The causality-weight panel shows the schedule: $w(t = 0)$ stays at 1.0; $w(t = 1)$ starts low and rises only as training progresses.

For the wave equation

The advection problem above is the smallest non-trivial test case. On the 2D acoustic wave equation $u_{tt} = c^2 \nabla^2 u$ — the Part 4 setting — causality violation is severe. Without causality weighting the wavefront often forms simultaneously across the entire domain, producing checkerboard artefacts; with causality weighting the wavefront propagates outward from the source as it should physically.
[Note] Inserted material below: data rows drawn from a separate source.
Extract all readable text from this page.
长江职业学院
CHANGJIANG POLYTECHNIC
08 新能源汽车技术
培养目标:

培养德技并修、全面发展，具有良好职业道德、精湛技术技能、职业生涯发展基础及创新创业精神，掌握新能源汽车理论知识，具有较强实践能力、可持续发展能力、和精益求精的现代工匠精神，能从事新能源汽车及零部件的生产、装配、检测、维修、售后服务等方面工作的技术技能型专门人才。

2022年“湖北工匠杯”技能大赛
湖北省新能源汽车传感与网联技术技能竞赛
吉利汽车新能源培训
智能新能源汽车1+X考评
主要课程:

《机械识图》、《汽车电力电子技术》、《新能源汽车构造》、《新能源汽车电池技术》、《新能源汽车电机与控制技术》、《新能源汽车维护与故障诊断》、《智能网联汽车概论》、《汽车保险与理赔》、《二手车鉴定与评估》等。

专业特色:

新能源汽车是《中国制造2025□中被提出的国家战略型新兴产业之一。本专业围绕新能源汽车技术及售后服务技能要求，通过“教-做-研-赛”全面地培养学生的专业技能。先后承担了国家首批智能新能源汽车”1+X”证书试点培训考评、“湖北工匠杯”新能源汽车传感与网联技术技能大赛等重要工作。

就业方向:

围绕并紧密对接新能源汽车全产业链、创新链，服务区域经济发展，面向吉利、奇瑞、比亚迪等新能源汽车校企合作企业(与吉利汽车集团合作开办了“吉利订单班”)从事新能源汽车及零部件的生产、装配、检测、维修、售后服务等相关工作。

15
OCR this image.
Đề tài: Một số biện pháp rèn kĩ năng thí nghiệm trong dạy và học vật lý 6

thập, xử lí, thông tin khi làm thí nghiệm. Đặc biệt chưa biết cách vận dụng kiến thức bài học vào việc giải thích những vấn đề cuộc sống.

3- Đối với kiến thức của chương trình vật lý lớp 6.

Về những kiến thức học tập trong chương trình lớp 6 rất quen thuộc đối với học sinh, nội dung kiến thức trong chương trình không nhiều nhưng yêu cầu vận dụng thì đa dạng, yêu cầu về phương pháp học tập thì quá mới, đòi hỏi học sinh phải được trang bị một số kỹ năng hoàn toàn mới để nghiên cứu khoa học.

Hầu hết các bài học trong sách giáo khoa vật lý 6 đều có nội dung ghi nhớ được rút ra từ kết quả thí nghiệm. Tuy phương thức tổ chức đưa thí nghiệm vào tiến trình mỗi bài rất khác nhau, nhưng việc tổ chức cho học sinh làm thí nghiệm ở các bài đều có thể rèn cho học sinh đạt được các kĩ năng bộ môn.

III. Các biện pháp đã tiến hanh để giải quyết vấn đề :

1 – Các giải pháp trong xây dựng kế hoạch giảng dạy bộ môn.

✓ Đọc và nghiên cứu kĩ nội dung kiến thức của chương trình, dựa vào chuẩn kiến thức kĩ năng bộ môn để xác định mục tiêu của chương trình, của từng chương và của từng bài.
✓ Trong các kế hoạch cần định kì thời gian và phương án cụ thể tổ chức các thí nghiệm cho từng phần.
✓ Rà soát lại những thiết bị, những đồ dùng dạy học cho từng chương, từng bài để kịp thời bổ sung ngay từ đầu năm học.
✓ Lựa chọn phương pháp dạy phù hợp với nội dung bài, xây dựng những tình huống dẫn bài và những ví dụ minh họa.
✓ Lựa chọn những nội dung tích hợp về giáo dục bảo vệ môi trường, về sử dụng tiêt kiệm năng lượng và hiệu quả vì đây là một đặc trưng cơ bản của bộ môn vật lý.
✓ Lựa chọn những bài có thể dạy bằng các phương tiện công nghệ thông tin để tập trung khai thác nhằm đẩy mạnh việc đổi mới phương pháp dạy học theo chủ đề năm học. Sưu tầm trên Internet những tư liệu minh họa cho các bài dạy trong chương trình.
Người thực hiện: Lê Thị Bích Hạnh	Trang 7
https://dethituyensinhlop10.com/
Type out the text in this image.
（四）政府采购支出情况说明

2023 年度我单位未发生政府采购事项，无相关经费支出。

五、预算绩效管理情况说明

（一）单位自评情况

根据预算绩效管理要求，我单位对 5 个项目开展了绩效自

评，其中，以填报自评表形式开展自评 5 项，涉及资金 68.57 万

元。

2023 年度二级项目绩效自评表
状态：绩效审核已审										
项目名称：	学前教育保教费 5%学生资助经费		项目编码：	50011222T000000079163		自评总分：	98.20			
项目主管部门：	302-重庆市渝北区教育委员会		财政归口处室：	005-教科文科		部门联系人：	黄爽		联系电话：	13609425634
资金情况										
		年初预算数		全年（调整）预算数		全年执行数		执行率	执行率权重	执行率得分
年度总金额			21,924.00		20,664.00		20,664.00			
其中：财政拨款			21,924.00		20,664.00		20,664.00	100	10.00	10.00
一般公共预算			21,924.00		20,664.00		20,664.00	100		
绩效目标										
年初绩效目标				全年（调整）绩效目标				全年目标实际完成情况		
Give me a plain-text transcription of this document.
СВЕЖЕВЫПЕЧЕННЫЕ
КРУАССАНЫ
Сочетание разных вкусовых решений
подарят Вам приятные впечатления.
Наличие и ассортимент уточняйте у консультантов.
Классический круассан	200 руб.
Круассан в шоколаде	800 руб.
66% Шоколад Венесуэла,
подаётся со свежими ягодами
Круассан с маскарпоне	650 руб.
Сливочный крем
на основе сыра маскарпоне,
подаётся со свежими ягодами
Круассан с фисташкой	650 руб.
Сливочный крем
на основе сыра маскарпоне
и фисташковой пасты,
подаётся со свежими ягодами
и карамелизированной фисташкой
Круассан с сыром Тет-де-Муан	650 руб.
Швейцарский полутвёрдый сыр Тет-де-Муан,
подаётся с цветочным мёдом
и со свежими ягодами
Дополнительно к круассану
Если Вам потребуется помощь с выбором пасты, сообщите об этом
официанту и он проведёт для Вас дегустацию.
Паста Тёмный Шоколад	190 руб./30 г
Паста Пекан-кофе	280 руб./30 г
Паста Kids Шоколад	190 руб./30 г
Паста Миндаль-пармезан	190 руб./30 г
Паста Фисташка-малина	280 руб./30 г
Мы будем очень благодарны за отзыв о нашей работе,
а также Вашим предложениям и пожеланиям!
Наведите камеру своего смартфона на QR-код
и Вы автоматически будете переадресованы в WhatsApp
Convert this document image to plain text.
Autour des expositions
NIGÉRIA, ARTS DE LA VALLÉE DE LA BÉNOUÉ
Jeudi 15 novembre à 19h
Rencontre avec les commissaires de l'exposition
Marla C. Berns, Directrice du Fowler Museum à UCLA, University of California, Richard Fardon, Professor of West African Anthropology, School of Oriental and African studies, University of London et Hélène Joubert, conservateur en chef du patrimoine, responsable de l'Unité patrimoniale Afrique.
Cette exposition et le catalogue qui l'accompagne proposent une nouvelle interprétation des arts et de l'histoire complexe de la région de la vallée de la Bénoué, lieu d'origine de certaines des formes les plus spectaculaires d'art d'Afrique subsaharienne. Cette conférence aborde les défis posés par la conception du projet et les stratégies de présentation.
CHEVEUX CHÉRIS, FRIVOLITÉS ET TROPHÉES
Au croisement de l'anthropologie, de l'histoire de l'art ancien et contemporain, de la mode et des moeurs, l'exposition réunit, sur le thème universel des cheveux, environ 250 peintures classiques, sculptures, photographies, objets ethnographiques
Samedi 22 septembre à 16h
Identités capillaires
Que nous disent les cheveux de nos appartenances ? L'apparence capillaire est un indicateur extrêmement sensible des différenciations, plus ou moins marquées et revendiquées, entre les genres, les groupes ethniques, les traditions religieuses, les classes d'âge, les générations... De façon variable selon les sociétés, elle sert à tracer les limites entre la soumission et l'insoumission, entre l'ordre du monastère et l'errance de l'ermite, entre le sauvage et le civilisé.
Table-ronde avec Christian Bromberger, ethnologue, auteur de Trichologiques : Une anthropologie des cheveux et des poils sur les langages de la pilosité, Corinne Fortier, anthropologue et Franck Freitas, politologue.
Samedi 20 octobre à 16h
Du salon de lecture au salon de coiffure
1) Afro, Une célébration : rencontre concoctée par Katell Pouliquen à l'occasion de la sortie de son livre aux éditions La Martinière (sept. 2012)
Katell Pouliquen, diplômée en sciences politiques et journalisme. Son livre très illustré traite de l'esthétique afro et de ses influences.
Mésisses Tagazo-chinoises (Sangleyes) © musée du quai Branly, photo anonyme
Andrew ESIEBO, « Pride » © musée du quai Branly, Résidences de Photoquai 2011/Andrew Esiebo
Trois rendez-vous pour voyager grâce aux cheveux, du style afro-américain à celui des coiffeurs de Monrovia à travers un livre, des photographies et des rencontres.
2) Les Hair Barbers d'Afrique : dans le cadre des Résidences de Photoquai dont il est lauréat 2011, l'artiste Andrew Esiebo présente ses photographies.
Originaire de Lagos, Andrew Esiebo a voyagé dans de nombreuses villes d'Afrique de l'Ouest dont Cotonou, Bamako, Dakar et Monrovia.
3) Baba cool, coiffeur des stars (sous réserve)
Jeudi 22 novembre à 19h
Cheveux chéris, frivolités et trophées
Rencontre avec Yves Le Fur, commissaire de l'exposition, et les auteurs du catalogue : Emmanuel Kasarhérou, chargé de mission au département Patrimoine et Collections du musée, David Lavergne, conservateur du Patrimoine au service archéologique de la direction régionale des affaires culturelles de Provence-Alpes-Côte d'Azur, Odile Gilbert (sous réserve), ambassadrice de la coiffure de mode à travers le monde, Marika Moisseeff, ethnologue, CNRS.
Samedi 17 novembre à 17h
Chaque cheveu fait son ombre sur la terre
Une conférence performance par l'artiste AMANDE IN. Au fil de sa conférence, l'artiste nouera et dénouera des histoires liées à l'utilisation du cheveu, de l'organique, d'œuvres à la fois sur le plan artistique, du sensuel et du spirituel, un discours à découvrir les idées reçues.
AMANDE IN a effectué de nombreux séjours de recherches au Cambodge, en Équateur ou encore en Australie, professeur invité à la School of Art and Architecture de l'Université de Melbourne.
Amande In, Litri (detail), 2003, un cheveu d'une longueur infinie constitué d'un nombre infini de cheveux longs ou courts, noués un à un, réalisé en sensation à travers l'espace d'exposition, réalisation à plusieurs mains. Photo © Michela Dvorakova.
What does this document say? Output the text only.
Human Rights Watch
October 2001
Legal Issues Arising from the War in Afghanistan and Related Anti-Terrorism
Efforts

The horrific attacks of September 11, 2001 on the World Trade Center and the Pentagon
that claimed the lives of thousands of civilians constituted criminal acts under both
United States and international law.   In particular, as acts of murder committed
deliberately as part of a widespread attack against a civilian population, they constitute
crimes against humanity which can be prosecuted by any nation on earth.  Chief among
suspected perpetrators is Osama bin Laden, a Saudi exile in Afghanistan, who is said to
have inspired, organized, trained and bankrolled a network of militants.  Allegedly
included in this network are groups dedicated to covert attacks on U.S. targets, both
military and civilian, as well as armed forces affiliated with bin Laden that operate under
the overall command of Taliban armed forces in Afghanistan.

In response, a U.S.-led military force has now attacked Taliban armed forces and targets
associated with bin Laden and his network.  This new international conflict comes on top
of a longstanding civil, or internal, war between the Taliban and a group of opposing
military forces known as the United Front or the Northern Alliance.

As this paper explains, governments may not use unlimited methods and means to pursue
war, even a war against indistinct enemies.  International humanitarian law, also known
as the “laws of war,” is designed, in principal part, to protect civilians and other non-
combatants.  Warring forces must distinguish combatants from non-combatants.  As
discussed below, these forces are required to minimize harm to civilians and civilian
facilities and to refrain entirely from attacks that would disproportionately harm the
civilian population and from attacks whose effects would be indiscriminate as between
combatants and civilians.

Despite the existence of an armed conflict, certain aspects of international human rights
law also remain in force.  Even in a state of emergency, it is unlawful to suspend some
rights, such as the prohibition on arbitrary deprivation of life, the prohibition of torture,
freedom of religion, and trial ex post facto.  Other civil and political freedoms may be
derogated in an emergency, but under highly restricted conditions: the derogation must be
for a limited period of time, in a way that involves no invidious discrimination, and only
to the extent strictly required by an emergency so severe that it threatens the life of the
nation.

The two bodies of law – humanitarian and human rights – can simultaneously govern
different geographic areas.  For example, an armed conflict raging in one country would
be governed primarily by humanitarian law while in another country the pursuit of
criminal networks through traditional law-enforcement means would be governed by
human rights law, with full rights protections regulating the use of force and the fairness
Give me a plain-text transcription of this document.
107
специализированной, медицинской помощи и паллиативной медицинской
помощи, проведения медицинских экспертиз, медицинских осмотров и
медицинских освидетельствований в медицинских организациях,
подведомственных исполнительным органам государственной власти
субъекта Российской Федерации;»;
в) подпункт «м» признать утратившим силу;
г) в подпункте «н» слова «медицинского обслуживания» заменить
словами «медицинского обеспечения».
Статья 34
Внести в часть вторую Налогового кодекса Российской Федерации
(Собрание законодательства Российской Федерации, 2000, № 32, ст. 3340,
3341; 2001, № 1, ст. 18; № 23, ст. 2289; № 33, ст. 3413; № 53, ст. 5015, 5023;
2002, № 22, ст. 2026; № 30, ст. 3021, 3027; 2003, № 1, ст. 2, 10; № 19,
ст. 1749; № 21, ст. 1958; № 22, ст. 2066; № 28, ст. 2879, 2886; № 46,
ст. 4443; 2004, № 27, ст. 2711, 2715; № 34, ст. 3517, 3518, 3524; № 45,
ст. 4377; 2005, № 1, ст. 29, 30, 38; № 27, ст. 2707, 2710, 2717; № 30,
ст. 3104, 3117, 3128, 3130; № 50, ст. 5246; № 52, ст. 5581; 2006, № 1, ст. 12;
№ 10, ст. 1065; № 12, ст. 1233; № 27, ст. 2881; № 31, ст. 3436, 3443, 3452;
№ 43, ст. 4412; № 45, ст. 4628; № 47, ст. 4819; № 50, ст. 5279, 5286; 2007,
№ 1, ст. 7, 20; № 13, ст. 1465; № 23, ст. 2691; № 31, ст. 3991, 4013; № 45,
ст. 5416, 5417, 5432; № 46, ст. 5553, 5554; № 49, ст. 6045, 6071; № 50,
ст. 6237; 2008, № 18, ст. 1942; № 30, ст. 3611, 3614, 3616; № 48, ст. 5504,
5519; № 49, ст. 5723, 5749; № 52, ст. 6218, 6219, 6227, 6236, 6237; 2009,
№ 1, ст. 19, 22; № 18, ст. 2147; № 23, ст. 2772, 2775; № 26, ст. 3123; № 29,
Wang, Sankaran & Perdikaris (2024) demonstrate this on the Allen-Cahn equation; subsequent papers (Diab et al. 2024) apply the same idea to acoustic FWI.

Choosing ε

The hyperparameter $\varepsilon$ controls how aggressively later times are downweighted. Wang et al. (2024) recommend choosing $\varepsilon$ such that $w(T)$ at the end of the time domain is roughly $10^{-2}$ at the start of training. In our advection demo $\varepsilon = 100$ achieves this. Too small and the weighting has no effect; too large and the optimiser cannot escape the $t = 0$ region. The widget exposes the schedule so you can see this directly.

References

Wang, S., Sankaran, S., Perdikaris, P. (2024). Respecting causality is all you need for training physics-informed neural networks. Comput. Methods Appl. Mech. Engrg.
Mattey, R., Ghosh, S. (2022). A novel sequential method to train physics-informed neural networks. CMAME.